その日は、あいにくの雨だったが、

昔の友人たちとの飲み会だったので

さほど影響はなかった。

 

飲み会と言っても、

年に一度に集まる定例会みたいなもので、

ダイの大人が数人集まって、酒呑みながら

近況を報告しあったりする、

仲間内の同窓会みたいなものである。

 

仕事がどうの、だとか、

上の子が、高校受験だとか、

新しい車買った、だとか。

 

そして決まって、

最終的には、

あの頃こんなことがあったなー!

だとか、

あんなことしたなー、、

だったり、

若き日の武勇伝的な話になる。

 

あれ?これ、一年前に集まった時も

この話してなかったっけ??

というか、一年前にも、

さらに一年前にもこの話してなかったっけ???

 

となるので、この時間は、

集まったみんなには悪いが

とてもくだらない時間だな。と思う。

 

何人もいるのに、誰ひとりとして、

未来の話をしていない。

 

そう思うと、早く帰りたくて仕方がなくなる。

 

そんな思いが通じたのか、

終電の時間になったので、

会はお開きとなった。

 

家路を急ぐ、酔っ払ったくたびれたサラリーマンに紛れながらも、電車を乗り継ぎ、

自宅のある駅に辿り着いた。

 

こんな日は、いつもと違う道を通って帰りたくなる。

 

少しひと気のない、路地をゆっくり

帰ることにした。

 

その路地は街灯が少なく、

ちゃんと税金払ってるのに、なんでここはこんなにも街灯が少ないんだろ?

このクレームは一体誰に言えば、

どこに電話すれば良いのだろ?

なんて思いながらも、

一回も電話したことなんてなかった。
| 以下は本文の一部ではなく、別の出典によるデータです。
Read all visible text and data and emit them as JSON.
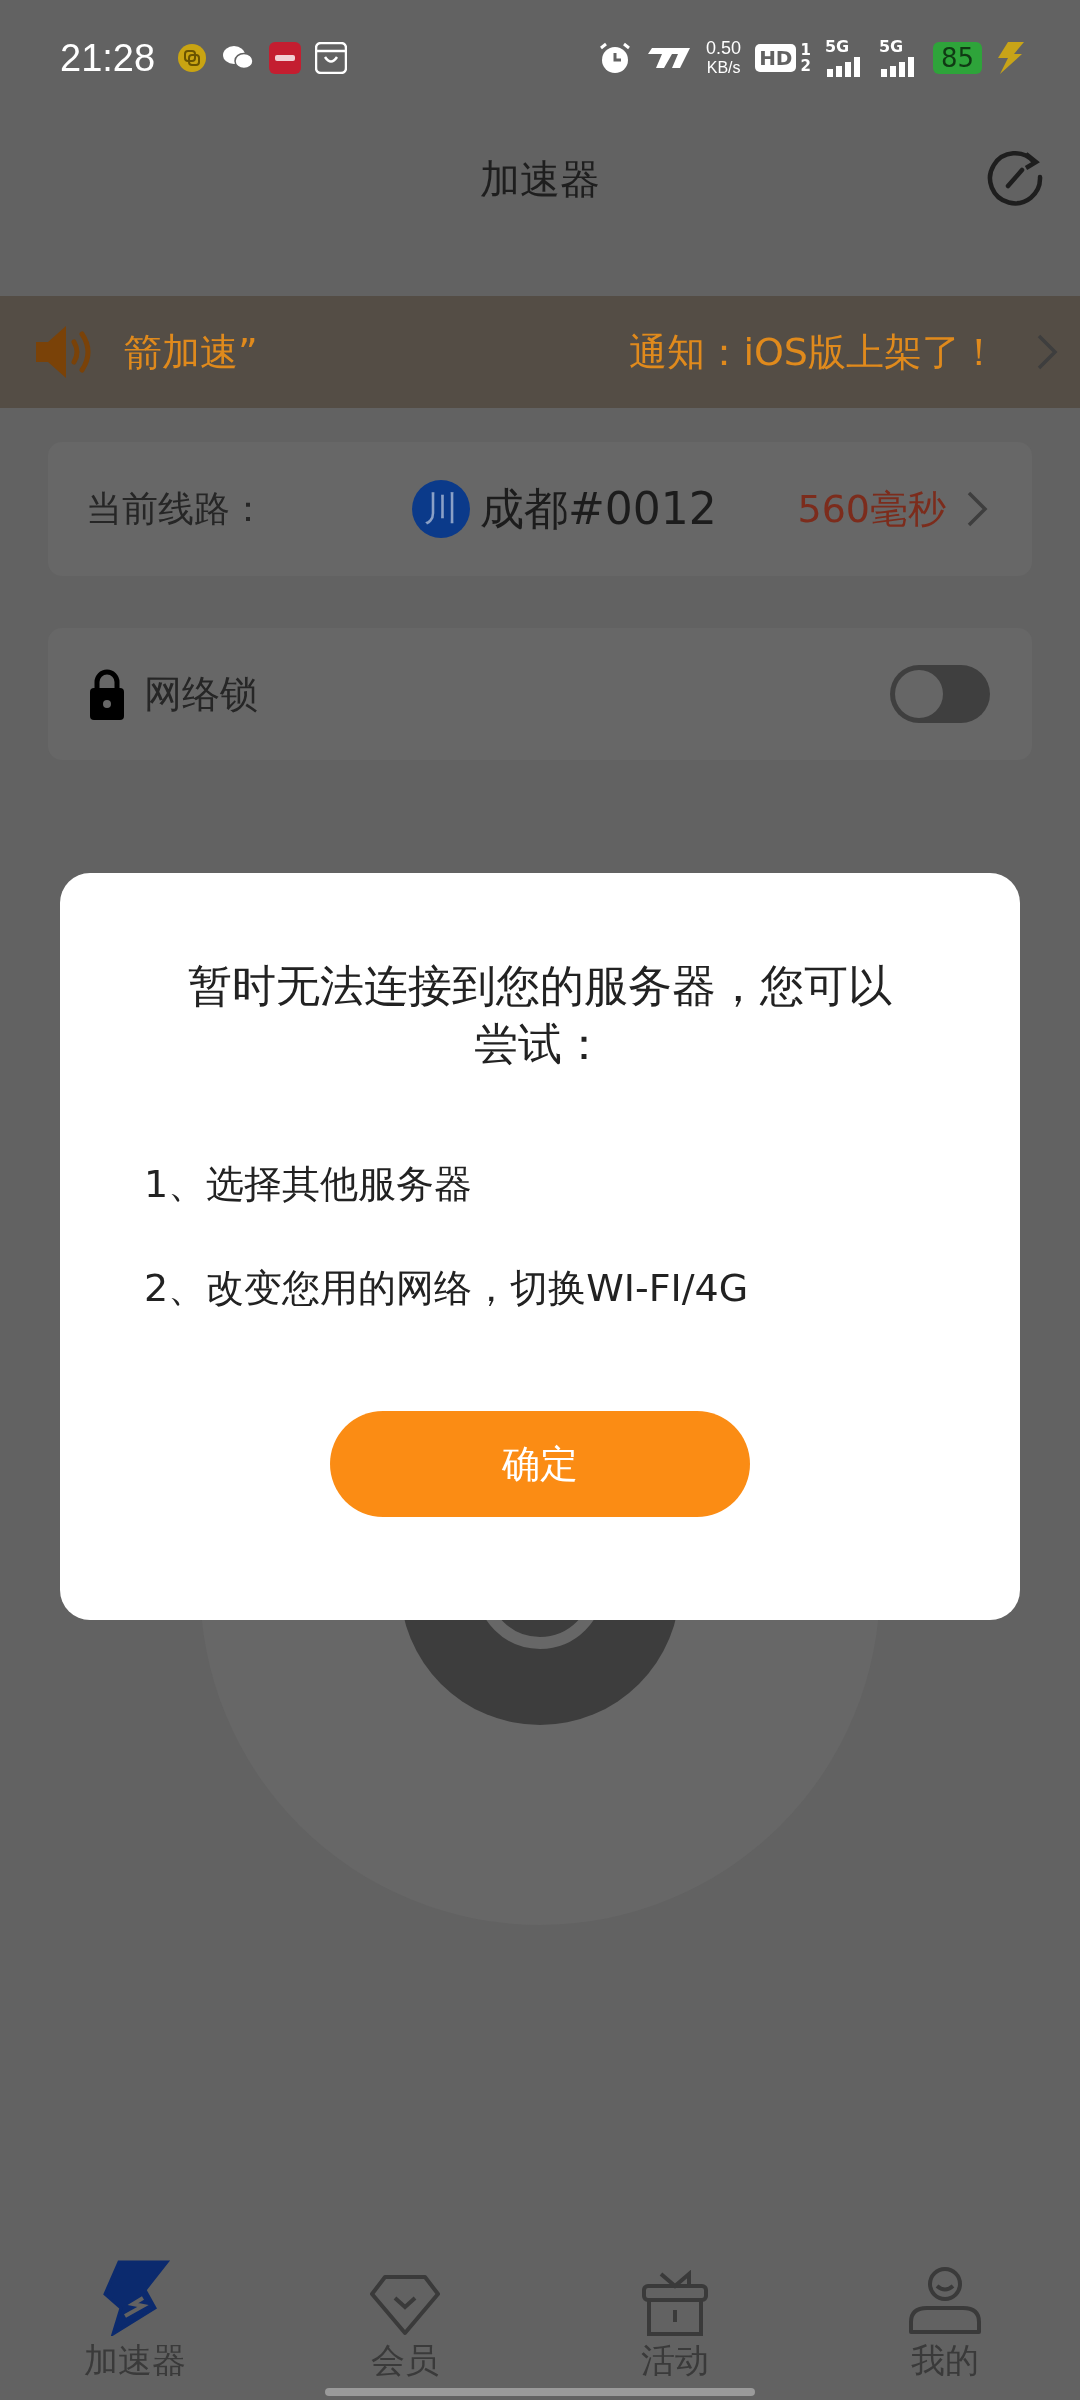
{
  "status_bar": {
    "time": "21:28",
    "net_speed": "0.50",
    "net_unit": "KB/s",
    "hd": "HD",
    "hd_sims": [
      "1",
      "2"
    ],
    "signals": [
      "5G",
      "5G"
    ],
    "battery": "85"
  },
  "header": {
    "title": "加速器"
  },
  "notice": {
    "marquee": "箭加速”",
    "text": "通知：iOS版上架了！"
  },
  "route": {
    "label": "当前线路：",
    "region_badge": "川",
    "server": "成都#0012",
    "latency": "560毫秒"
  },
  "lock": {
    "label": "网络锁",
    "on": false
  },
  "dialog": {
    "message": "暂时无法连接到您的服务器，您可以尝试：",
    "items": [
      "1、选择其他服务器",
      "2、改变您用的网络，切换WI-FI/4G"
    ],
    "button": "确定"
  },
  "tabs": [
    {
      "label": "加速器",
      "kind": "bolt",
      "selected": true
    },
    {
      "label": "会员",
      "kind": "gem",
      "selected": false
    },
    {
      "label": "活动",
      "kind": "gift",
      "selected": false
    },
    {
      "label": "我的",
      "kind": "user",
      "selected": false
    }
  ]
}
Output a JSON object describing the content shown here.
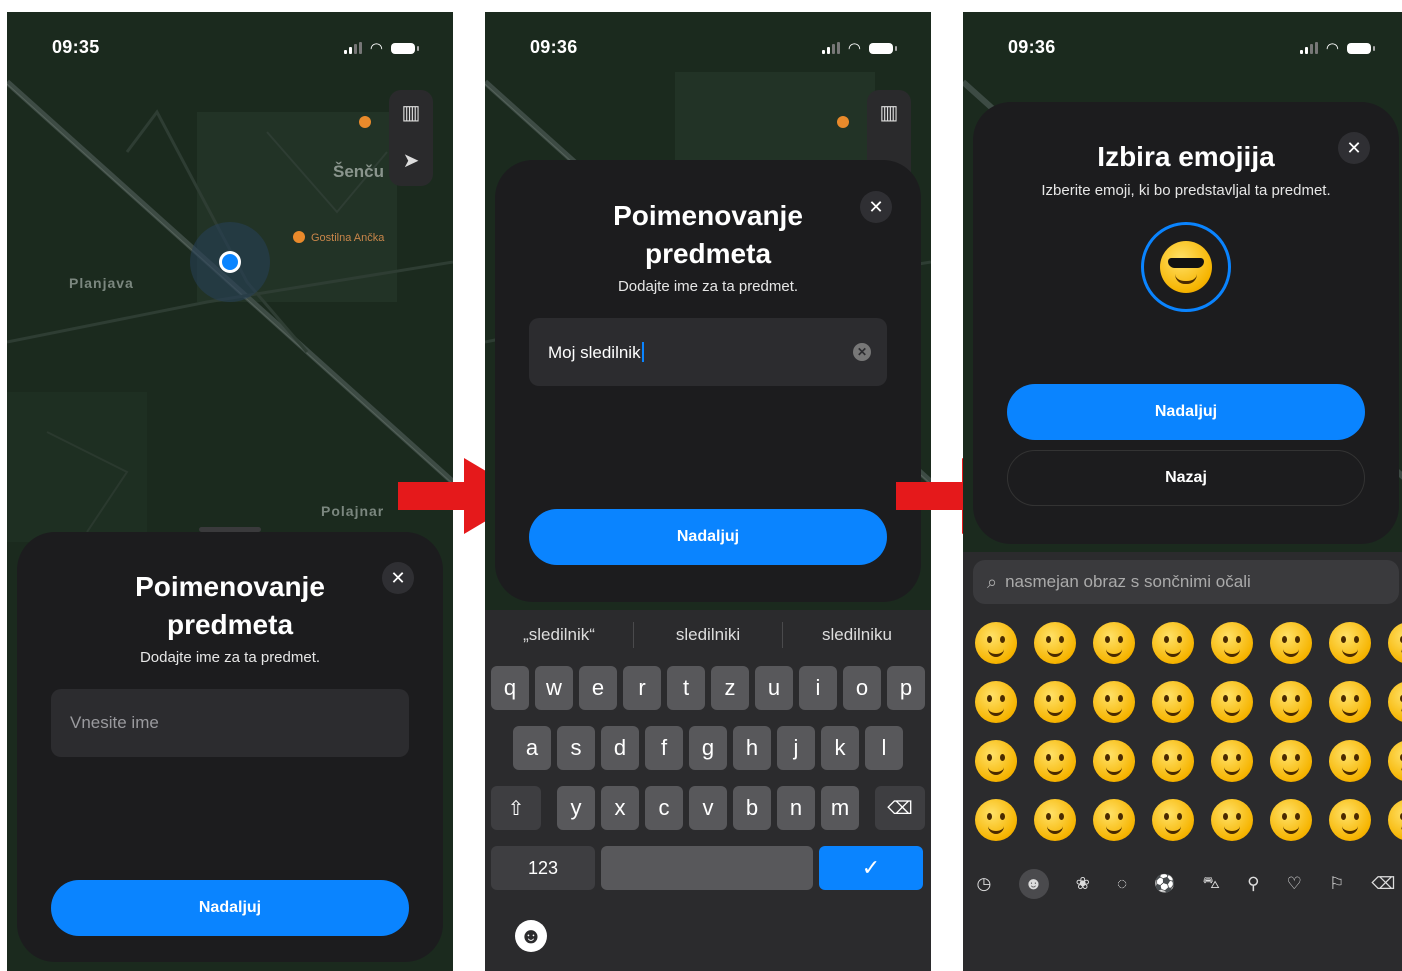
{
  "phones": [
    {
      "time": "09:35",
      "map": {
        "labels": [
          "Šenču",
          "Gostilna Ančka",
          "Planjava",
          "Polajnar"
        ]
      },
      "sheet": {
        "title_line1": "Poimenovanje",
        "title_line2": "predmeta",
        "subtitle": "Dodajte ime za ta predmet.",
        "input_placeholder": "Vnesite ime",
        "continue_label": "Nadaljuj"
      }
    },
    {
      "time": "09:36",
      "sheet": {
        "title_line1": "Poimenovanje",
        "title_line2": "predmeta",
        "subtitle": "Dodajte ime za ta predmet.",
        "input_value": "Moj sledilnik",
        "continue_label": "Nadaljuj"
      },
      "keyboard": {
        "suggestions": [
          "„sledilnik“",
          "sledilniki",
          "sledilniku"
        ],
        "row1": [
          "q",
          "w",
          "e",
          "r",
          "t",
          "z",
          "u",
          "i",
          "o",
          "p"
        ],
        "row2": [
          "a",
          "s",
          "d",
          "f",
          "g",
          "h",
          "j",
          "k",
          "l"
        ],
        "row3": [
          "y",
          "x",
          "c",
          "v",
          "b",
          "n",
          "m"
        ],
        "numbers_key": "123",
        "done_key": "✓"
      }
    },
    {
      "time": "09:36",
      "sheet": {
        "title": "Izbira emojija",
        "subtitle": "Izberite emoji, ki bo predstavljal ta predmet.",
        "continue_label": "Nadaljuj",
        "back_label": "Nazaj"
      },
      "emoji_keyboard": {
        "search_text": "nasmejan obraz s sončnimi očali",
        "categories": [
          "clock-icon",
          "smiley-icon",
          "animal-icon",
          "food-icon",
          "ball-icon",
          "car-icon",
          "bulb-icon",
          "heart-icon",
          "flag-icon"
        ]
      }
    }
  ],
  "colors": {
    "accent": "#0a84ff",
    "sheet": "#1c1c1e",
    "arrow": "#e5191b",
    "map": "#1b2a1e"
  }
}
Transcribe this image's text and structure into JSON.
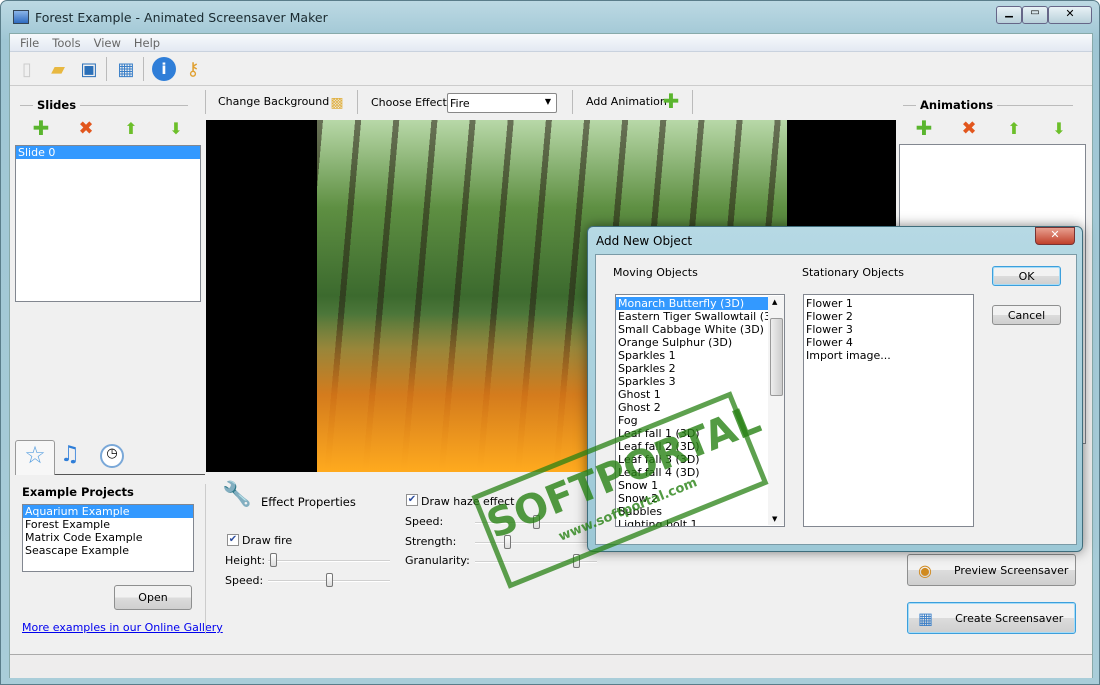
{
  "window": {
    "title": "Forest Example - Animated Screensaver Maker"
  },
  "menu": [
    "File",
    "Tools",
    "View",
    "Help"
  ],
  "toolbar_icons": [
    "new-icon",
    "open-folder-icon",
    "save-icon",
    "preview-monitor-icon",
    "info-icon",
    "key-icon"
  ],
  "slides": {
    "header": "Slides",
    "items": [
      "Slide 0"
    ],
    "selected": 0
  },
  "center_toolbar": {
    "change_background": "Change Background",
    "choose_effect_label": "Choose Effect:",
    "effect_value": "Fire",
    "add_animation": "Add Animation"
  },
  "animations": {
    "header": "Animations",
    "items": []
  },
  "left_tabs": [
    "star-icon",
    "music-icon",
    "clock-icon"
  ],
  "examples": {
    "header": "Example Projects",
    "items": [
      "Aquarium Example",
      "Forest Example",
      "Matrix Code Example",
      "Seascape Example"
    ],
    "selected": 0,
    "open": "Open",
    "gallery_link": "More examples in our Online Gallery"
  },
  "effect": {
    "title": "Effect Properties",
    "draw_fire": "Draw fire",
    "draw_fire_checked": true,
    "height_label": "Height:",
    "height_value": 0.02,
    "speed_label": "Speed:",
    "speed_value": 0.5,
    "draw_haze": "Draw haze effect",
    "draw_haze_checked": true,
    "haze_speed_label": "Speed:",
    "haze_speed_value": 0.5,
    "strength_label": "Strength:",
    "strength_value": 0.25,
    "granularity_label": "Granularity:",
    "granularity_value": 0.85
  },
  "buttons": {
    "preview": "Preview Screensaver",
    "create": "Create Screensaver"
  },
  "dialog": {
    "title": "Add New Object",
    "moving_label": "Moving Objects",
    "stationary_label": "Stationary Objects",
    "moving": [
      "Monarch Butterfly (3D)",
      "Eastern Tiger Swallowtail (3D)",
      "Small Cabbage White (3D)",
      "Orange Sulphur (3D)",
      "Sparkles 1",
      "Sparkles 2",
      "Sparkles 3",
      "Ghost 1",
      "Ghost 2",
      "Fog",
      "Leaf fall 1 (3D)",
      "Leaf fall 2 (3D)",
      "Leaf fall 3 (3D)",
      "Leaf fall 4 (3D)",
      "Snow 1",
      "Snow 2",
      "Bubbles",
      "Lighting bolt 1"
    ],
    "moving_selected": 0,
    "stationary": [
      "Flower 1",
      "Flower 2",
      "Flower 3",
      "Flower 4",
      "Import image..."
    ],
    "ok": "OK",
    "cancel": "Cancel"
  },
  "watermark": {
    "text": "SOFTPORTAL",
    "url": "www.softportal.com"
  }
}
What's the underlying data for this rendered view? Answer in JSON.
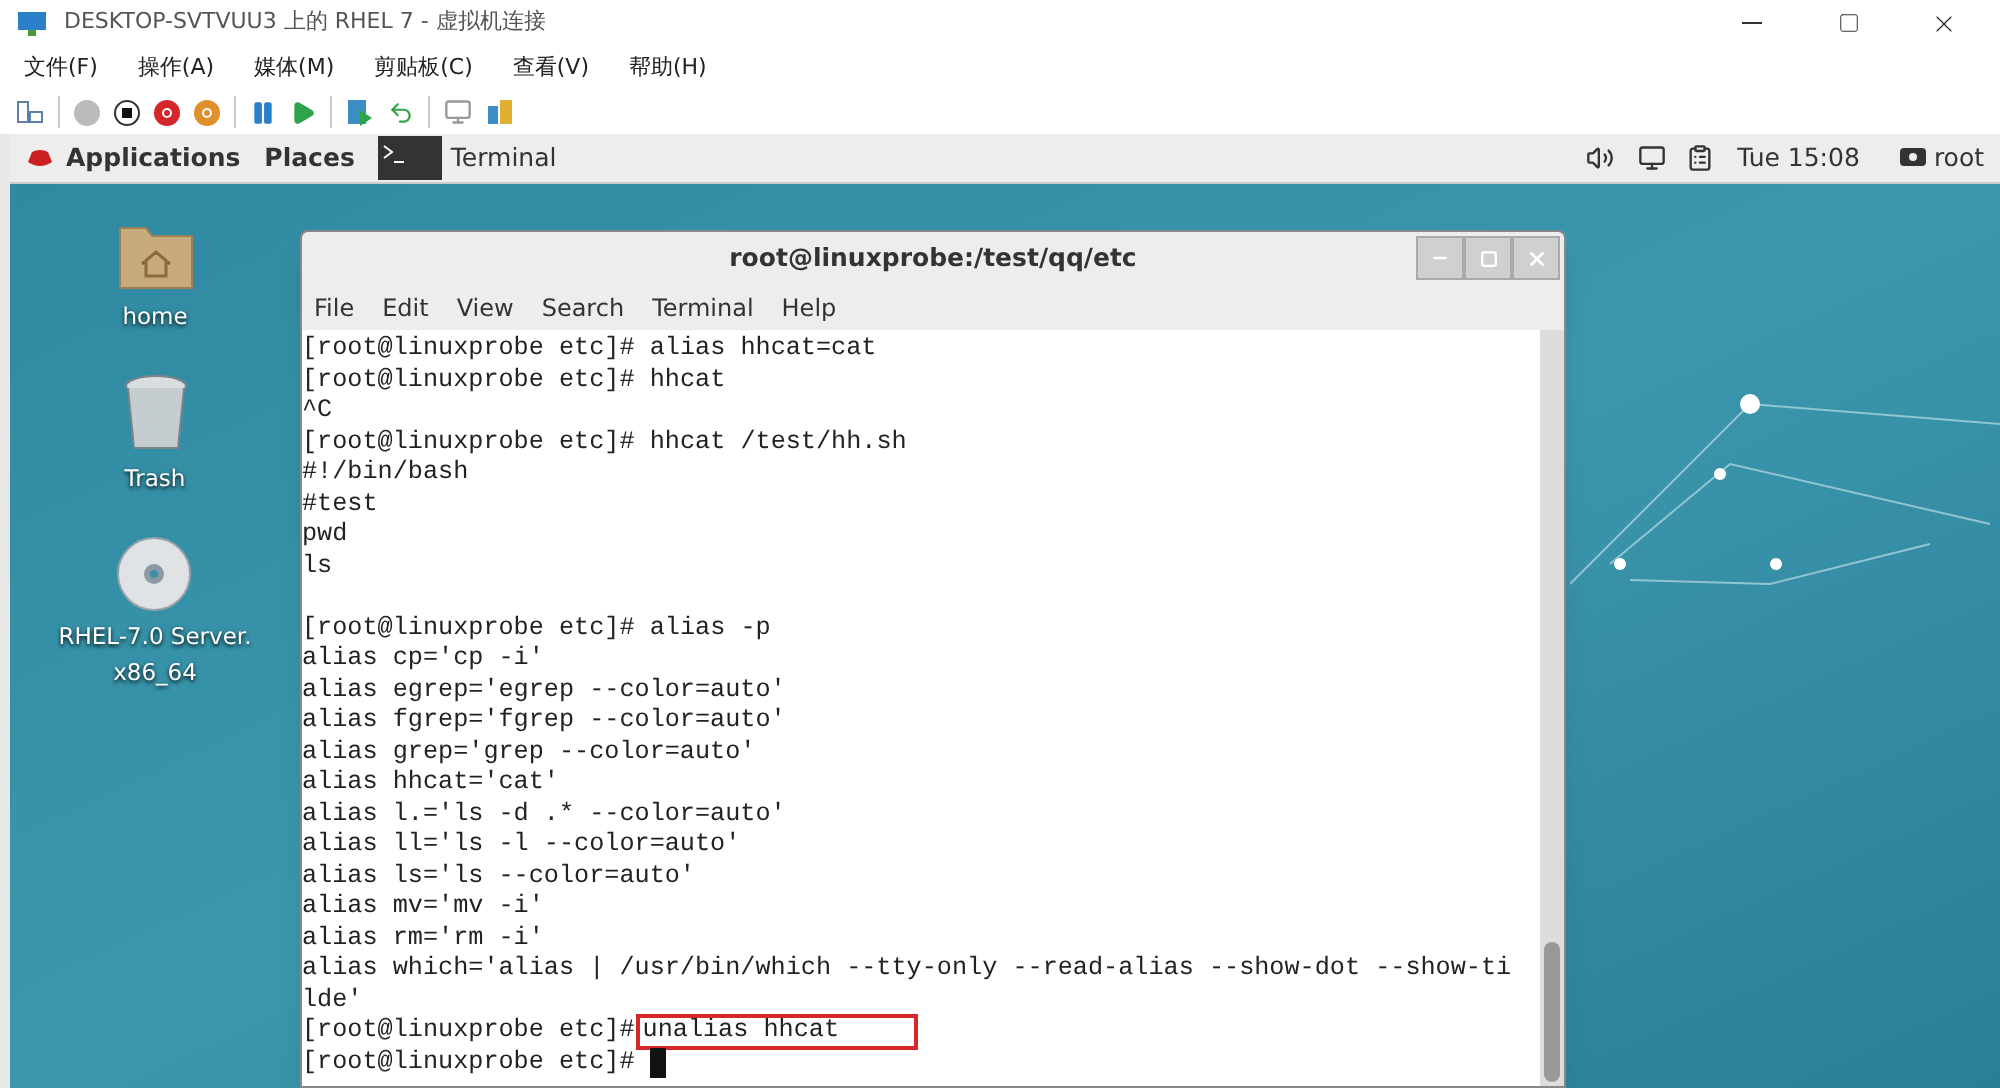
{
  "host_window": {
    "title": "DESKTOP-SVTVUU3 上的 RHEL 7 - 虚拟机连接",
    "menu": [
      "文件(F)",
      "操作(A)",
      "媒体(M)",
      "剪贴板(C)",
      "查看(V)",
      "帮助(H)"
    ]
  },
  "top_bar": {
    "applications": "Applications",
    "places": "Places",
    "task": "Terminal",
    "clock": "Tue 15:08",
    "user": "root"
  },
  "desktop_icons": [
    {
      "kind": "folder",
      "label": "home"
    },
    {
      "kind": "trash",
      "label": "Trash"
    },
    {
      "kind": "disc",
      "label": "RHEL-7.0 Server.\nx86_64"
    }
  ],
  "terminal": {
    "title": "root@linuxprobe:/test/qq/etc",
    "menu": [
      "File",
      "Edit",
      "View",
      "Search",
      "Terminal",
      "Help"
    ],
    "lines": [
      {
        "kind": "prompt",
        "prompt": "[root@linuxprobe etc]#",
        "command": "alias hhcat=cat",
        "boxed": false,
        "cursor": false
      },
      {
        "kind": "prompt",
        "prompt": "[root@linuxprobe etc]#",
        "command": "hhcat",
        "boxed": false,
        "cursor": false
      },
      {
        "kind": "output",
        "text": "^C"
      },
      {
        "kind": "prompt",
        "prompt": "[root@linuxprobe etc]#",
        "command": "hhcat /test/hh.sh",
        "boxed": false,
        "cursor": false
      },
      {
        "kind": "output",
        "text": "#!/bin/bash"
      },
      {
        "kind": "output",
        "text": "#test"
      },
      {
        "kind": "output",
        "text": "pwd"
      },
      {
        "kind": "output",
        "text": "ls"
      },
      {
        "kind": "blank"
      },
      {
        "kind": "prompt",
        "prompt": "[root@linuxprobe etc]#",
        "command": "alias -p",
        "boxed": false,
        "cursor": false
      },
      {
        "kind": "output",
        "text": "alias cp='cp -i'"
      },
      {
        "kind": "output",
        "text": "alias egrep='egrep --color=auto'"
      },
      {
        "kind": "output",
        "text": "alias fgrep='fgrep --color=auto'"
      },
      {
        "kind": "output",
        "text": "alias grep='grep --color=auto'"
      },
      {
        "kind": "output",
        "text": "alias hhcat='cat'"
      },
      {
        "kind": "output",
        "text": "alias l.='ls -d .* --color=auto'"
      },
      {
        "kind": "output",
        "text": "alias ll='ls -l --color=auto'"
      },
      {
        "kind": "output",
        "text": "alias ls='ls --color=auto'"
      },
      {
        "kind": "output",
        "text": "alias mv='mv -i'"
      },
      {
        "kind": "output",
        "text": "alias rm='rm -i'"
      },
      {
        "kind": "output",
        "text": "alias which='alias | /usr/bin/which --tty-only --read-alias --show-dot --show-ti"
      },
      {
        "kind": "output",
        "text": "lde'"
      },
      {
        "kind": "prompt",
        "prompt": "[root@linuxprobe etc]#",
        "command": "unalias hhcat",
        "boxed": true,
        "cursor": false
      },
      {
        "kind": "prompt",
        "prompt": "[root@linuxprobe etc]#",
        "cursor": true
      }
    ]
  }
}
、

そう思っていたら

暗闇から人影が出て来た。

 

こちらを向いて何か言ってるようだが、全く聞こえない。

なぜなら、

僕は耳にイヤホンをつけて大音量で音楽を聴いているからだ。

 

イヤホンを外して、

耳を傾けてみる。

 

「お前の未来が見える!!」

 

暗闇でよく見えないが、

白髪の長髪で、髭面の初老の男のようだ。

 

初老の割に体格はガッチリしていて、

若い頃になにかしらのスポーツをしていたことは安易に想像出来る

 

今日はお酒を呑んで、ホロ酔いなのと、割と退屈な時間を過ごしていたので、

このまま男の話に耳を傾けることにした。

 

「お前の未来が見える!!」

 

声がしゃがれてはいるが、滑舌はハッキリしていた。

 

「どんな未来ですか?」

 

ひとまず聞き返してみた。

 

「よくない未来じゃ!

ただ、よくする方法もある!」

 

ま、まさか、壺を買えとか言うまいな?と、思いながらも

男の次の言葉を待つことにした。

 

「今の不満はなんじゃ??」

 

「何をするにも時間が足りないことですかね、、」

 

「そんなに時間を使って何になりたいのじゃ?」

 

「何になりたいとかではないですが、

今やってる自分の音楽が、少しでも多くの人の耳に入れば良いかな、って思ってます。

だからと言って売れたい!!と思ってる訳ではないのです。純粋に自分の音楽をつくり、それを聴く人が、何かを感じてくれたら、、、」

 

知らない男にバカ正直に答えてる自分がなんとも滑稽だな。と思いながらも言葉を続けようとしていたら、

 

男がそれを遮るように、発した。

 

「では、その代償になにを差し出せるかな??」

 

「代償??」

 

昔見た映画で、

悪魔に魂を売って、音楽的に世に名を残したものの、その代償で

27歳の若さでこの世を去るという物語を見たことがある。

 

もしかしたら、この男は、悪魔?

だとしても、

僕は27歳をとっくに過ぎている年齢である。

 

「取引先とクールに仕事をこなす

ビジネスマンじゃあるまいし、

俺はアーティストなんだ!!

取り引きになんか応じないし、

そんな取り引きで易々と手に入るものなんていらない!!」

 

「ギブアンドテイクは世の中の常識なんだよ!坊や!」

 

「くだらん常識なんてクソくらえだー!!」

 

終始、落ち着いた雰囲気の男だったが

最後の僕の言葉を投げつけた瞬間に、

殺気だった顔つきに変わったのを、

僕は感じた。

 

と、思った次の瞬間、

僕は体を倒され、

男は僕に馬乗りになっていた。

 

見えないが、首筋には、

刃物のようなものの、

冷たい感触があった。

 

突然の出来事になすすべもない僕に

静かに男はこう言った。

「代償を頂くよ。」

 

首筋にある

冷たい刃物が

僕の頸動脈を

静かに突き破ろうとしている。

 

もがけばもがくほど、

刃物が首筋に食い込んでいく。

ギシギシと残酷な音を立てながら。